Der im Ermittlungsverfahren als Zeuge vernommene Ehemann der Beklagten und Mitarbeiter der Detektei hat wie folgt ausgesagt (Bl. 75 der Strafakte):
"Unsere Firma hatte damals einen Überwachungsauftrag und nachdem andere Methoden erfolglos waren, haben wir uns entschlossen, ein GPS-Gerät einzubauen. Nach Rücksprache mit unserem Auftraggeber hat dann ein freier Mitarbeiter von uns das Gerät eingebaut. (...)"
Das LG hat mit Urteil vom 28.7.2006 der - teilweise übereinstimmend für erledigt erklärten (Freistellungsanspruch) - Klage überwiegend stattgegeben; das Auskunftsverlangen und den hierauf bezogenen (Teil-)Betrag der vorprozessualen Rechtsanwaltskosten hat es abgewiesen.
Mit der Berufung verfolgt der Kläger den Auskunftsanspruch weiter.

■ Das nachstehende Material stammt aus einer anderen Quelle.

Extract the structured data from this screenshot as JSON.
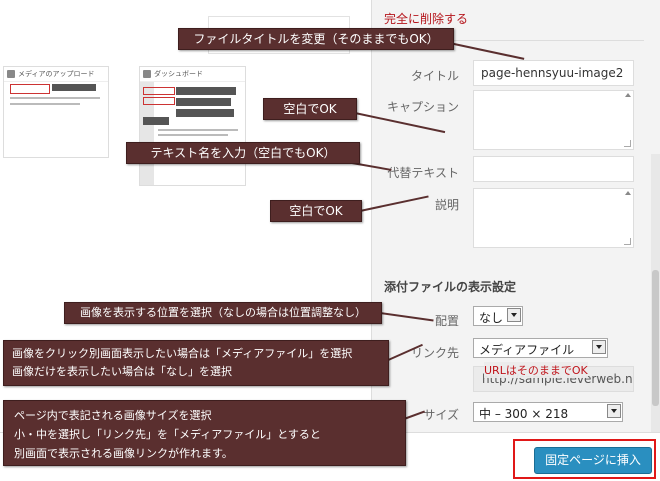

Er entnimmt der Aussage des Ehemannes der Beklagten im Ermittlungsverfahren konkrete Anhaltspunkte für einen rechtswidrigen Eingriff insb. in das Allgemeine Persönlichkeitsrecht, an dem der unbekannte Auftraggeber als Mittäter beteiligt gewesen sei. Im Hinblick auf den insofern fortdauernden Störungszustand bestehe ein Beseitigungs- sowie Unterlassungsanspruch, zu deren Durchsetzung er - der Kläger - zwingend auf die begehrte Auskunft angewiesen sei.

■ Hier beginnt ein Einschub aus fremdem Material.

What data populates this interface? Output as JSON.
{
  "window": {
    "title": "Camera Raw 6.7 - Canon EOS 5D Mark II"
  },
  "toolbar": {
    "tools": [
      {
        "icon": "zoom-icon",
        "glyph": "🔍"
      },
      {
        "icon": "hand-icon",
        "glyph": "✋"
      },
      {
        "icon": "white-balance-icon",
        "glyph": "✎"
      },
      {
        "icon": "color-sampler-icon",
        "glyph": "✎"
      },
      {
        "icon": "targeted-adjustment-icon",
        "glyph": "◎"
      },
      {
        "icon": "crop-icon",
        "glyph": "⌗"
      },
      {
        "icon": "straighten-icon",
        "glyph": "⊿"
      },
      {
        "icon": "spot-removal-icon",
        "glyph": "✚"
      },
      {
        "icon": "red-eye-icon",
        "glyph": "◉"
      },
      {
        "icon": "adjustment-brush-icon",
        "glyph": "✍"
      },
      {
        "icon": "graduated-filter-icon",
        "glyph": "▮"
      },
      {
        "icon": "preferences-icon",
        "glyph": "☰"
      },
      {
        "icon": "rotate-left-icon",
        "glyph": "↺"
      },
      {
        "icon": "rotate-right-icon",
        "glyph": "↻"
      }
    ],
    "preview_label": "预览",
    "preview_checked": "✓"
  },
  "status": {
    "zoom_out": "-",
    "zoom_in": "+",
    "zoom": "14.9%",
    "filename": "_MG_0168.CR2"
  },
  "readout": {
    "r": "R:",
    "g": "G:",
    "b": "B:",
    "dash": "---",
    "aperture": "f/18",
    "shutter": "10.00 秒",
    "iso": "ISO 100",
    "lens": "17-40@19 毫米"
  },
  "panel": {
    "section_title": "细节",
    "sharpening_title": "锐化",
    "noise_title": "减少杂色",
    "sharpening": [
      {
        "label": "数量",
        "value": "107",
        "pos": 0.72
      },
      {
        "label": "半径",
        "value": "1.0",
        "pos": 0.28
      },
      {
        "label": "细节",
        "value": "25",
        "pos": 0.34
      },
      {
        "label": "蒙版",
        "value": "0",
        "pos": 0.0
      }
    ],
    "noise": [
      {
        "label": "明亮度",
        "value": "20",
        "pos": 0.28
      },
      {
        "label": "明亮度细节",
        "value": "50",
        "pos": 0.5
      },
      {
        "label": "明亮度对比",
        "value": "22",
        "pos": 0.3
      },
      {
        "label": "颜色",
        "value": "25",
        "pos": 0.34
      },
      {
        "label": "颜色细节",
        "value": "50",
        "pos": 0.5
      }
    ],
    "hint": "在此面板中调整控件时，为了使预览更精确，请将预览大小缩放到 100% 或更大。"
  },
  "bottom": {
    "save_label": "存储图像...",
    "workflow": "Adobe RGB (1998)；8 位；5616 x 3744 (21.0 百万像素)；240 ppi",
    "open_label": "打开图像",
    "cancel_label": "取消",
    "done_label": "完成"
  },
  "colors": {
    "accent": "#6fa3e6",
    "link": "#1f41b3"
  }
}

Der Kläger beantragt, das Urteil des LG Bad Kreuznach vom 28.7.2006 abzuändern und die Beklagte weiter zu verurteilen, diejenige Person mit vollständiger Anschrift zu benennen, in deren Auftrag die Beklagte im Jahre 2004 die Überwachung des Klägers durchgeführt hat und insbesondere am 11.11.2004 gegen 2.00 Uhr in Idar-Oberstein ein GPS-Ortungsgerät in den Pkw des Klägers Mercedes-Benz (amtliches Kennzeichen: ...) eingebaut hat.
Die Beklagte beantragt, die Berufung zurückzuweisen.
Die Beklagte verteidigt die Beweiswürdigung im angefochtenen Urteil und wendet sich gegen das vom Kläger dargestellte "Bedrohungsszenario".
II. Die - zulässige - Berufung hat auch in der Sache Erfolg.
Der Kläger kann von der Beklagten die begehrte Auskunft über die Identität des Auftraggebers der im Jahre 2004 durchgeführten Observation verlangen.
Im Rahmen einer Rechtsbeziehung kann - wovon zutreffend im Ausgangspunkt auch das LG ausgeht - ausnahmsweise nach den Grundsätzen von Treu und Glauben (§ 242 BGB) eine ergänzende Auskunftspflicht entstehen, wenn der Berechtigte in entschuldbarer Weise über das Bestehen und den Umfang eines Rechts im Ungewissen ist und der Verpflichtete die erforderliche Auskunft unschwer geben kann (vgl. etwa BGH NJW 2002, 2471 [2476]). Das Auskunftsverlangen kann sich dabei auch auf die Vorbereitung und die Durchsetzung eines Rechts gegen einen Dritten beziehen (sog. Drittauskunft; vgl. BGH NJW 1994, 1958 [1959 f.]; 1995, 1965 [1966]; Grüneberg in: Bamberger/Roth, BGB, 1. Aufl. 2003, § 260 Rz. 11).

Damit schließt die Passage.